MV macht am 25. April 1995 reinen Tisch. Gerhard Mayer-Vorfelder, Präsident des VfB Stuttgart, hat genug von der Performance seines Klubs in der Saison 1994/95. Nicht nur Trainer Jürgen Röber muss gehen, auch Manager Dieter Hoeneß wird der Stuhl vor die Tür gestellt. „Der Fußball steht unter Erfolgszwang und da erfordert es manchmal auch menschlich unangenehme Entscheidungen“, doziert MV. Und stillose Methoden. Röber erfährt von seiner Entlassung aus dem Radio. Zwischen den Schicksalsgenossen Hoeneß und Röber aber entsteht ein einendes Band, schon 1996 sieht man sie beide bei Hertha BSC und es beginnt die größte Bundesligazeit der Berliner.
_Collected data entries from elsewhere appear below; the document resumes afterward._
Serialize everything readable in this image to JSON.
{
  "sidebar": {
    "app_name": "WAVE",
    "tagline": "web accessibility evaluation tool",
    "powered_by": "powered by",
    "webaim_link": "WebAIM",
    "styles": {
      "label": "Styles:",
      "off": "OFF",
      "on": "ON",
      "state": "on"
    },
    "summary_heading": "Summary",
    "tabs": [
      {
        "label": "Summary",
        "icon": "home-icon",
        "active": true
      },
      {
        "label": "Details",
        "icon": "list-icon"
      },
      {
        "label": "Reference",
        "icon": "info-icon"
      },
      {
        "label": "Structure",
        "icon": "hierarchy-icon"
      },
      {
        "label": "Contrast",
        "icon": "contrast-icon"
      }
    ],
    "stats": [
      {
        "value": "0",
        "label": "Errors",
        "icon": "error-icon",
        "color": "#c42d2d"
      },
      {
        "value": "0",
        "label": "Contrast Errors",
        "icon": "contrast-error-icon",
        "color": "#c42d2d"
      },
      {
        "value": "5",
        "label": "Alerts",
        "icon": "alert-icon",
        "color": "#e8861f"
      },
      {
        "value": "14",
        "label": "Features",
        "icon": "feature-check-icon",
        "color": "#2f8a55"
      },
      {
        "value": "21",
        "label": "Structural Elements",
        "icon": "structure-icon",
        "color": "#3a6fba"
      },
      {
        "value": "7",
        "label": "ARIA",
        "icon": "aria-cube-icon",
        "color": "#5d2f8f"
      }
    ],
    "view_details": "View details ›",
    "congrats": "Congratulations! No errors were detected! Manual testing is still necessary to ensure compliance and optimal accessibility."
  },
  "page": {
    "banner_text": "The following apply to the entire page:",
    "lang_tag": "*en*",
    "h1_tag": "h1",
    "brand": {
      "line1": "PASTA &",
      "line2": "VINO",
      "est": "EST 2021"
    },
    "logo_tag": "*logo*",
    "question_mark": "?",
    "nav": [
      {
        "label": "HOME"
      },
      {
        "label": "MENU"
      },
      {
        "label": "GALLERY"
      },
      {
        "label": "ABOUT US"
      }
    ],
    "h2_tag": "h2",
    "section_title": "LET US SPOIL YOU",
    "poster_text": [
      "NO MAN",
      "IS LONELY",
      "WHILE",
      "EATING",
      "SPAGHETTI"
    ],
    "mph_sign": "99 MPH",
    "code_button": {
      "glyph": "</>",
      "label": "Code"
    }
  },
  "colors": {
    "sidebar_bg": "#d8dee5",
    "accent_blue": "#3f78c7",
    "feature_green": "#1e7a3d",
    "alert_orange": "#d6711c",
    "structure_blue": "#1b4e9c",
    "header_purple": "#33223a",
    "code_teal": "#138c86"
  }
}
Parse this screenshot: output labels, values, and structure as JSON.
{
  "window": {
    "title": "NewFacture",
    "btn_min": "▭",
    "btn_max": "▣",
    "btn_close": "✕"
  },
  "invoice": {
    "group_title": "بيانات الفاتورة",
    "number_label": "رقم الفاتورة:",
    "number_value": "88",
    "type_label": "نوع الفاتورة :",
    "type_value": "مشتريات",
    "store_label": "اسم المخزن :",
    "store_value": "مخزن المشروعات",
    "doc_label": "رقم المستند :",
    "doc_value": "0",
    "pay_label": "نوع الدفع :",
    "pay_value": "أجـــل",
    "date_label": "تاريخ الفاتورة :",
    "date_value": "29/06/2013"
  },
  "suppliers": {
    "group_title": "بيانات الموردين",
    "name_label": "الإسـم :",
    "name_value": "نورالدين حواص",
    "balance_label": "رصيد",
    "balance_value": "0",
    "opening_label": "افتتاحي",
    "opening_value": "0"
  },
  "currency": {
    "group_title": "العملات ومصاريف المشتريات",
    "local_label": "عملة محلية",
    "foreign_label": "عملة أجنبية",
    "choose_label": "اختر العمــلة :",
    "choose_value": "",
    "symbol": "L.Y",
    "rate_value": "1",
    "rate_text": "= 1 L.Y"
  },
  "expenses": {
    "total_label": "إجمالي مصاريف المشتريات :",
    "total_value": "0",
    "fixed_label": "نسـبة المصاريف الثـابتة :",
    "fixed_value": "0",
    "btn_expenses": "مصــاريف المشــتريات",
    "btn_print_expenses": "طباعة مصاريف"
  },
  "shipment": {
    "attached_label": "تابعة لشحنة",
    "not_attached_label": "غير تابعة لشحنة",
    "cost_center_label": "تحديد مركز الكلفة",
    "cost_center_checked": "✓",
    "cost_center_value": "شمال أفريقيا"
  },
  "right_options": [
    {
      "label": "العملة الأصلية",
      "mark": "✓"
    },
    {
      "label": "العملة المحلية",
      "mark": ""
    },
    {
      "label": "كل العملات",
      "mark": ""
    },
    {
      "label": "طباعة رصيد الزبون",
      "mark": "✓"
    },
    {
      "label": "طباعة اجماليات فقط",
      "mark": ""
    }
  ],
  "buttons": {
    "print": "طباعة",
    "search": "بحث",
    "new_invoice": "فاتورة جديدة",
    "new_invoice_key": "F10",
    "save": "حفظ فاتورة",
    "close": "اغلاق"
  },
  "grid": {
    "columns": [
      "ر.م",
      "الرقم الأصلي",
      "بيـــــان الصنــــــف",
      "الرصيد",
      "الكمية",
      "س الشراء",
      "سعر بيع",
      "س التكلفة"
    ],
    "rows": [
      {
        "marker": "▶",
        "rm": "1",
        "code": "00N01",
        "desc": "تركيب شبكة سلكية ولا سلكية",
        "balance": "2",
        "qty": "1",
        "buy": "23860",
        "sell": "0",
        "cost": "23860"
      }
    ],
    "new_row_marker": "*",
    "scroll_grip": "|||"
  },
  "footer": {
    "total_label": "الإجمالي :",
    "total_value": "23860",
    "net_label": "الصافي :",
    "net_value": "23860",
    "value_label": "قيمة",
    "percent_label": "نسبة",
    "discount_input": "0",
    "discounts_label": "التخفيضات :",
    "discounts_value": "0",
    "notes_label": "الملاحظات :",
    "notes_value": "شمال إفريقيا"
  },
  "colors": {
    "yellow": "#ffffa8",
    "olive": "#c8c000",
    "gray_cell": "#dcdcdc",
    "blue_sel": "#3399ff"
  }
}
Manuel Neuer jubelt 2009 an der Eckfahne und verscherzt es sich für die lange Zeit mit den Bayern-Ultras. Zwei Jahre vor seinem Wechsel nach München gewinnt er dort mit Schalke 1:0 und imitiert nach Halil Altintops Tor den Eckfahnen-Jubel von Oliver Kahn, als Bayern den Schalkern 2001 im Fernduell noch die Meisterschaft entriss. Das merkt sich der gemeine Bayern-Fan. Aber er muss auch dankbar sein: diese Pleite ist die letzte in der unerquicklichen Amtszeit von Trainer Jürgen Klinsmann.